Newcastle University Recruitment Team

StudySmarter Expert Advice🤫

We think this is how you could land Lecturer/Senior Lecturer in Mathematical or Statistical Data Science

Network Like a Pro

Get out there and connect with people in your field! Attend conferences, workshops, or even local meetups. The more you engage with others, the better your chances of hearing about job openings before they’re even advertised.

Show Off Your Skills

Don’t just talk about your experience; demonstrate it! Create a portfolio showcasing your research, teaching materials, or any projects you've worked on. This will give potential employers a clear idea of what you can bring to the table.

Ace the Interview

Prepare for interviews by researching the university and its current projects. Be ready to discuss how your expertise in Mathematical or Statistical Data Science aligns with their goals, especially around initiatives like DS2030. Confidence is key!

Apply Through Our Website

Make sure to apply through our website for the best chance at landing that role! It’s the most direct route and shows you’re serious about joining our team at Newcastle University.

We think you need these skills to ace Lecturer/Senior Lecturer in Mathematical or Statistical Data Science

Research Skills
Teaching Skills
Data Science Expertise
Statistical Analysis
Curriculum Development
Grant Writing
Collaboration Skills

Some tips for your application 🫡

Tailor Your Application:Make sure to customise your CV and cover letter for the role. Highlight your experience in Mathematical or Statistical Data Science, and how it aligns with our goals at StudySmarter. We want to see how you can contribute to our mission!

Showcase Your Research Impact:When detailing your research, focus on its significance and impact. We love seeing how your work has made a difference in the field of Data Science. Don’t forget to mention any collaborations or funding you've secured!

Engage with Our Values:At StudySmarter, we value diversity and inclusion. Make sure to reflect this in your application by sharing experiences that demonstrate your commitment to these principles. We’re looking for colleagues who can bring new perspectives to our team!

Apply Through Our Website:We encourage you to submit your application through our website. It’s the best way to ensure your application gets the attention it deserves. Plus, you’ll find all the details you need about the role and our culture there!

How to prepare for a job interview at Newcastle University

Know Your Stuff

Make sure you brush up on the latest trends and research in Mathematical and Statistical Data Science. Familiarise yourself with AI applications in your field, as this role will likely touch on those areas. Being able to discuss recent publications or breakthroughs can really impress the interviewers.

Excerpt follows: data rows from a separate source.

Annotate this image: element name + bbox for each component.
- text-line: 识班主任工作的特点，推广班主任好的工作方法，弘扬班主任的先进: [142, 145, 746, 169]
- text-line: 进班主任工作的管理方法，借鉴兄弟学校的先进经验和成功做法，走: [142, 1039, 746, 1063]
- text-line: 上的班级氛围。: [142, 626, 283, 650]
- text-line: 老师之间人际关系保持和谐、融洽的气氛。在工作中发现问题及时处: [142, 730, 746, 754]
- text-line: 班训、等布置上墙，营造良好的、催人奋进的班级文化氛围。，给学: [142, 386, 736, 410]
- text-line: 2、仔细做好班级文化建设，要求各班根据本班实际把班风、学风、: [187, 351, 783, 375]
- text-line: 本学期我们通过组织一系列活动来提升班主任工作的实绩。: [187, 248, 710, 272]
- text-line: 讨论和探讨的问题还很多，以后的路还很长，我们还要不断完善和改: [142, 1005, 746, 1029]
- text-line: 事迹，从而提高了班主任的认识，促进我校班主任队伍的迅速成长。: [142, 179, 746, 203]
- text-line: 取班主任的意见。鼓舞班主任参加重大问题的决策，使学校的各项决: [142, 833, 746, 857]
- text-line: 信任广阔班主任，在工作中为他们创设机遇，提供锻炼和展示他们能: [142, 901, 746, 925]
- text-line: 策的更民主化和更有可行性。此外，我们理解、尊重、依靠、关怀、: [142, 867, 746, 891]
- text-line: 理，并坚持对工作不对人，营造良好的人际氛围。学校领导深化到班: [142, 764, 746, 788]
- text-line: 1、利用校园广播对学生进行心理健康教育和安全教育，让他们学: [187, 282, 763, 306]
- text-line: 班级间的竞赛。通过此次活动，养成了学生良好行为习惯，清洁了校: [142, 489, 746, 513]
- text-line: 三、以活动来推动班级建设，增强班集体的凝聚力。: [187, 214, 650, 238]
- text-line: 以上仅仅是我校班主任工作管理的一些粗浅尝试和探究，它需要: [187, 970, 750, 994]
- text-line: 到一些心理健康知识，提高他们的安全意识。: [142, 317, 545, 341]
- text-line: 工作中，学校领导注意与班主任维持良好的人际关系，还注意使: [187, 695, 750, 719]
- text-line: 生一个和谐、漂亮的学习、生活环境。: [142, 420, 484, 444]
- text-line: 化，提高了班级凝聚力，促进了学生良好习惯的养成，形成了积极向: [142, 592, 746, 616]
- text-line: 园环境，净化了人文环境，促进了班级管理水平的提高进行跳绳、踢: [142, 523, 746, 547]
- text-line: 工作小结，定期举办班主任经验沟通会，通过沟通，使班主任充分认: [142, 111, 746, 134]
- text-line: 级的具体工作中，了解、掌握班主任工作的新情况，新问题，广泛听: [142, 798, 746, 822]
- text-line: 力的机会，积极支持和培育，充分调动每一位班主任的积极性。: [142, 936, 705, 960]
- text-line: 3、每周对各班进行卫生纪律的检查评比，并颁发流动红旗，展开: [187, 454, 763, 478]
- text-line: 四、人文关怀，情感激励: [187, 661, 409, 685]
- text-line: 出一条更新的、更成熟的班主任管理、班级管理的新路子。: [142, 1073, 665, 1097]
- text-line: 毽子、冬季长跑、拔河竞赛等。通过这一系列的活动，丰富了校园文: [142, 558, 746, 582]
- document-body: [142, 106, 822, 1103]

Showcase Your Teaching Skills

Prepare to talk about your teaching philosophy and how you engage students in Data Science. Think of specific examples where you've successfully mentored students or developed innovative teaching materials. This is crucial since the role involves high-quality teaching and student support.

Research Impact Matters

Be ready to discuss your past research and how it has made an impact. Highlight any collaborations or funding you've secured, as well as your plans for future research. The interviewers will want to see that you can contribute to the university's research profile and engage with external stakeholders.

Cultural Fit is Key

Understand Newcastle University's values and mission, especially their commitment to diversity and inclusion. Be prepared to share how your background and experiences align with these values. Showing that you can contribute positively to the academic community will set you apart from other candidates.